The United States has one of the highest rates of child poverty in the developed world, according to the Organization for Economic Cooperation and Development.
Last week, House Democrats unveiled a proposal to provide parents with monthly payments totaling up to $3,600 over the course of the next year as part of President Biden’s $1.9 trillion stimulus bill currently making its way through Congress. The proposal would expand the existing Child Tax Credit and, as with the Romney proposal, provide monthly support rather than an annual lump sum.
Under the House Democratic plan, a parent of a child under 6 would receive $300 per month while parents of older children would receive slightly less. It would also eliminate rules that prevent as many as 27 million of the poorest families from receiving the full value of the existing benefit. The proposed program would expire in one year, but Democrats reportedly intend to make it permanent once it is in place.
That Republicans and Democrats have advanced serious, and ambitious, proposals are welcome developments given the persistence of child poverty in the United States. For the past half-century, the child poverty rate has remained higher than the national rate. Child poverty rose from 18 percent in 1966 to 22 percent in 1993 before declining to a 47-year low of 14.4 percent in 2019.
Between March and June of 2020, federal aid to households impacted by the coronavirus pandemic actually reduced poverty further, but as benefits expired over the summer, millions fell back into poverty, including 2.3 million children under 17 according to an analysis from economists at the University of Chicago and the University of Notre Dame.
With the advent of Social Security, the United States made a concerted, and largely successful, effort to reduce poverty among the elderly. It is time we made a similar investment in the lives of children.
“The fact that we have millions of children every year languishing in poverty is holding us back as a nation,” said Melissa Kearney, an economics professor at the University of Maryland. “There is such a strong economic and social argument to be made for spending more money fighting child poverty that it’s truly baffling that we don’t make that a priority.”
“The pandemic did not just shine a light on child poverty, which has existed for generations, but it has exacerbated it,” Rep. Rosa DeLauro, a Connecticut Democrat sponsoring the House bill, said on a recent call with reporters.
Expanding support for families with children through existing tax credits and distributing this support monthly instead of through an annual lump sum, would help struggling families pay for necessities—including food and child-care costs—until the pandemic is over.

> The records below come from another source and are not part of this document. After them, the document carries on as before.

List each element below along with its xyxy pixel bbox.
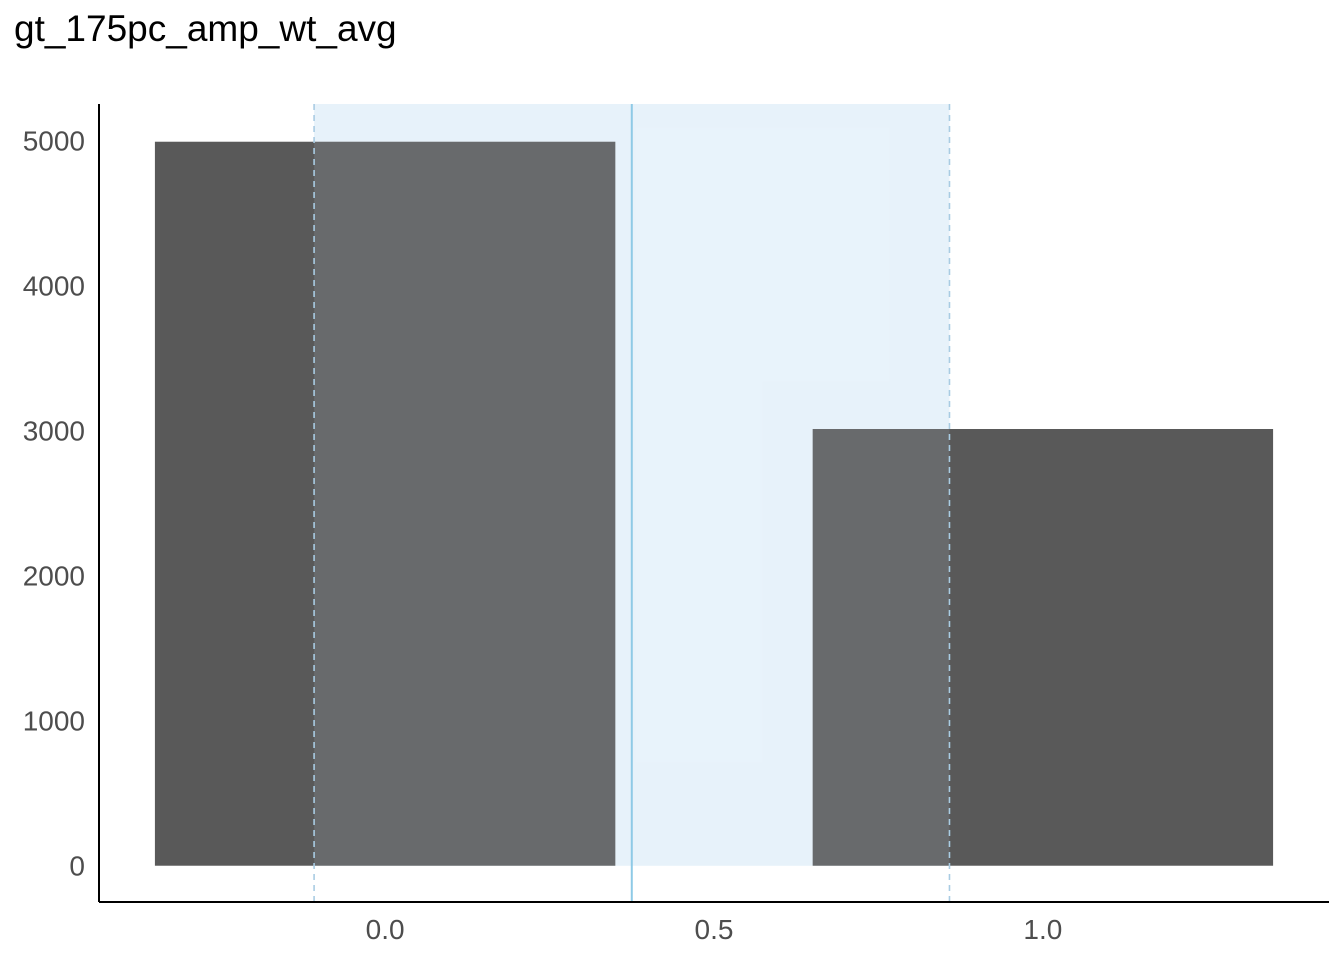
x-tick-label-0.5: 0.5 [695, 914, 734, 945]
chart-title: gt_175pc_amp_wt_avg [14, 8, 397, 49]
y-tick-label-4000: 4000 [23, 270, 85, 301]
y-tick-label-3000: 3000 [23, 415, 85, 446]
x-tick-label-0.0: 0.0 [366, 914, 405, 945]
axes-layer: 0 1000 2000 3000 4000 5000 0.0 0.5 1.0 [23, 104, 1329, 945]
x-tick-label-1.0: 1.0 [1023, 914, 1062, 945]
y-tick-label-5000: 5000 [23, 125, 85, 156]
y-tick-label-2000: 2000 [23, 561, 85, 592]
bars-layer [154, 141, 1274, 866]
bar-1 [812, 429, 1274, 866]
y-tick-label-0: 0 [69, 851, 85, 882]
reference-overlay-layer [313, 104, 951, 902]
y-tick-label-1000: 1000 [23, 706, 85, 737]
bar-0 [154, 141, 616, 866]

Creating a universal child allowance would extend support, constituting a long-term commitment to reducing child poverty.

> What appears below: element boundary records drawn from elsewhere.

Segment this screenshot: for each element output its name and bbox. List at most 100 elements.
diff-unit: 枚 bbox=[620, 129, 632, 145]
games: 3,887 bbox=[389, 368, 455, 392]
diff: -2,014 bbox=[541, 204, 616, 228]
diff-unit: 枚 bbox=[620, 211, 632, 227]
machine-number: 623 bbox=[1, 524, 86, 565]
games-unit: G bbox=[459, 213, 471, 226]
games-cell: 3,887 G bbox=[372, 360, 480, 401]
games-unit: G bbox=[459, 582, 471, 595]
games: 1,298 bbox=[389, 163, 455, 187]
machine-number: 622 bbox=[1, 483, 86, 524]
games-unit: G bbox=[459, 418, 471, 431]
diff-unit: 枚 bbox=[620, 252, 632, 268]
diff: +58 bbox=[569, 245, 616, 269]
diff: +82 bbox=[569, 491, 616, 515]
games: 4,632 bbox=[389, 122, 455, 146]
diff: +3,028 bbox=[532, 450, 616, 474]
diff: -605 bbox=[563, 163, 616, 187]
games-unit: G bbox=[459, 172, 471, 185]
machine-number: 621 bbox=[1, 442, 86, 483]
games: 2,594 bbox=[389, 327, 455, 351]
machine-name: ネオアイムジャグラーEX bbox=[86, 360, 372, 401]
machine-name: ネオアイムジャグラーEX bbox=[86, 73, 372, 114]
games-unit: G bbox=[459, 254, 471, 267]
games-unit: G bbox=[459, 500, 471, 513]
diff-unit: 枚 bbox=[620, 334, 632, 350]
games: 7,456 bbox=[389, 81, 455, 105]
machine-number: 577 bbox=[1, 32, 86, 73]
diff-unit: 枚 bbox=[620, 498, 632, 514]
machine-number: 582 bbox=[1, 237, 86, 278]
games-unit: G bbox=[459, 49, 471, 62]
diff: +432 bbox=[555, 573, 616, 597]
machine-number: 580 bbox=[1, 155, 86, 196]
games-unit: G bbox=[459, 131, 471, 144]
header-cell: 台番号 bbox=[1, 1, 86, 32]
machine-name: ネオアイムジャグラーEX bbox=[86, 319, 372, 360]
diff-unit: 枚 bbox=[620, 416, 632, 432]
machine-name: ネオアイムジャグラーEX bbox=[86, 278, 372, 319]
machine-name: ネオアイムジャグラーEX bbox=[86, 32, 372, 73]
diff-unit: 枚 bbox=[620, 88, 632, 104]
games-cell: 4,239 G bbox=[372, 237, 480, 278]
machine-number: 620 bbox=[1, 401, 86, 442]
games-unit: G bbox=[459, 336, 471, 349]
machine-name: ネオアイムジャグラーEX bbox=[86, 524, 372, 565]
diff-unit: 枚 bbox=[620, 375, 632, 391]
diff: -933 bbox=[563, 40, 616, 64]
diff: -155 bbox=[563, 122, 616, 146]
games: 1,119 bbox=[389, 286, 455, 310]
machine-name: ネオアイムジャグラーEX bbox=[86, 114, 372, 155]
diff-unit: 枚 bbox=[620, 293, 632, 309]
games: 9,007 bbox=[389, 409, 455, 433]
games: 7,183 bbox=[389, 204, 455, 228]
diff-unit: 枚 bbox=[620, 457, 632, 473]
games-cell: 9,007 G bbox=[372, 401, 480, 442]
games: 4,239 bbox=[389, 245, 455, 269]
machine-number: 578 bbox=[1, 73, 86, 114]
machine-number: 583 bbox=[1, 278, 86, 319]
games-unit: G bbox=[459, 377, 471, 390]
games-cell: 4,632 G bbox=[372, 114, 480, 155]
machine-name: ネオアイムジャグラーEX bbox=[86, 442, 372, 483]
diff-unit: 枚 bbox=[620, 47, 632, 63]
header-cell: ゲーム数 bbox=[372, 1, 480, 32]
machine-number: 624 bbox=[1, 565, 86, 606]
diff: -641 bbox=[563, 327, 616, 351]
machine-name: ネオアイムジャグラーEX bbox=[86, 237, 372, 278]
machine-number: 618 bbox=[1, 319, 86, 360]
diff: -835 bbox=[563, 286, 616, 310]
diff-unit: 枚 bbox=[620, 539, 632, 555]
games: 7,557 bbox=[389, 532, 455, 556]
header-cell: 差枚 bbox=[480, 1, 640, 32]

Implementing a monthly child allowance is a significant—though not unprecedented—reform to reduce poverty. Social Security, which lifts nearly 15 million Americans out of poverty, shows what’s possible. Without Social Security benefits, 37.8 percent of Americans 65 and over would have incomes below the official poverty line; with Social Security benefits, only 9.7 percent do.

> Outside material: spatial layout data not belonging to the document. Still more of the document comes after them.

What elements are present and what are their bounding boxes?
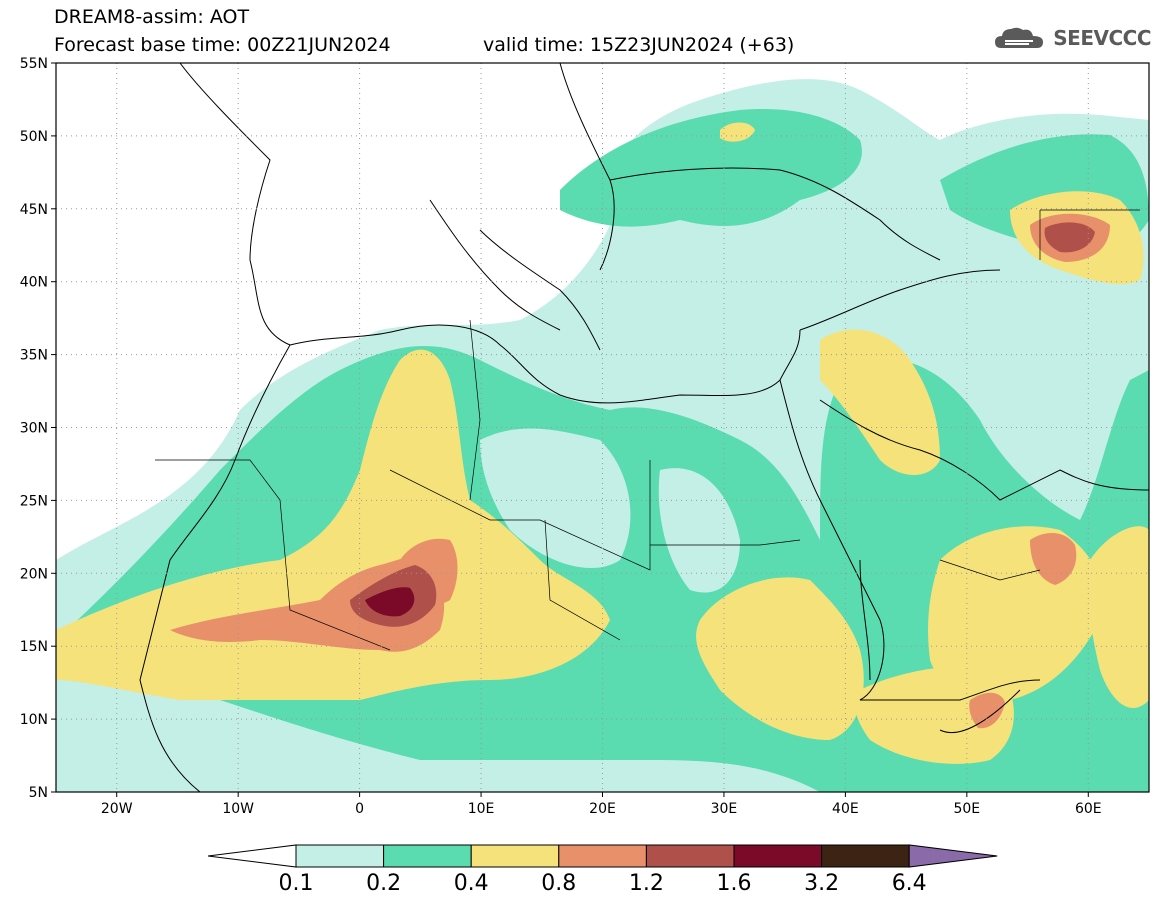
lon-tick-label: 60E	[1075, 801, 1102, 817]
colorbar-label: 3.2	[804, 871, 839, 896]
lat-tick-label: 30N	[20, 421, 48, 437]
colorbar-label: 0.8	[541, 871, 576, 896]
colorbar-box	[733, 844, 823, 868]
aot-contours	[56, 79, 1149, 792]
colorbar-box	[821, 844, 910, 868]
lat-tick-label: 50N	[20, 129, 48, 145]
lat-tick-label: 25N	[20, 493, 48, 509]
colorbar-box	[645, 844, 735, 868]
colorbar-box	[558, 844, 647, 868]
lat-tick-label: 45N	[20, 202, 48, 218]
graticule	[56, 63, 1149, 792]
lon-tick-label: 20W	[101, 801, 133, 817]
seevccc-logo: SEEVCCC	[993, 24, 1151, 52]
colorbar-label: 1.6	[717, 871, 752, 896]
colorbar-min-arrow	[207, 844, 297, 868]
lat-ticks: 55N 50N 45N 40N 35N 30N 25N 20N 15N 10N 5N	[20, 56, 56, 801]
lon-tick-label: 30E	[711, 801, 738, 817]
cloud-icon	[995, 27, 1044, 48]
lon-tick-label: 0	[355, 801, 364, 817]
colorbar-max-arrow	[908, 844, 998, 868]
lat-tick-label: 10N	[20, 712, 48, 728]
colorbar-label: 6.4	[892, 871, 927, 896]
colorbar: 0.1 0.2 0.4 0.8 1.2 1.6 3.2 6.4	[207, 844, 998, 896]
lon-tick-label: 20E	[589, 801, 616, 817]
valid-time: valid time: 15Z23JUN2024 (+63)	[483, 34, 795, 56]
logo-text: SEEVCCC	[1053, 26, 1151, 50]
colorbar-box	[295, 844, 385, 868]
colorbar-label: 0.2	[366, 871, 401, 896]
lat-tick-label: 55N	[20, 56, 48, 72]
colorbar-label: 0.1	[279, 871, 314, 896]
colorbar-label: 1.2	[629, 871, 664, 896]
forecast-base-time: Forecast base time: 00Z21JUN2024	[54, 34, 391, 56]
lat-tick-label: 20N	[20, 566, 48, 582]
lon-tick-label: 10W	[222, 801, 254, 817]
lat-tick-label: 40N	[20, 275, 48, 291]
lon-tick-label: 10E	[468, 801, 495, 817]
coastlines	[139, 63, 1149, 792]
lat-tick-label: 15N	[20, 639, 48, 655]
lon-tick-label: 50E	[953, 801, 980, 817]
lon-tick-label: 40E	[832, 801, 859, 817]
colorbar-label: 0.4	[454, 871, 489, 896]
lon-ticks: 20W 10W 0 10E 20E 30E 40E 50E 60E	[101, 792, 1102, 817]
lat-tick-label: 5N	[29, 785, 48, 801]
colorbar-box	[383, 844, 472, 868]
colorbar-box	[470, 844, 560, 868]
map-title: DREAM8-assim: AOT	[54, 6, 250, 28]
lat-tick-label: 35N	[20, 348, 48, 364]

With the advent of Social Security, the United States made a concerted, and largely successful, effort to reduce poverty among the elderly. It is time we made a similar investment in the lives of children.
Curtis Ramsey-Lucas is editor of The Christian Citizen and The Christian Citizen Weekly and host of the “Justice. Mercy. Faith.” podcast. His book #InThisTogether: Ministry in Times of Crisis is available from Judson Press.
The views expressed are those of the author and not necessarily those of American Baptist Home Mission Societies.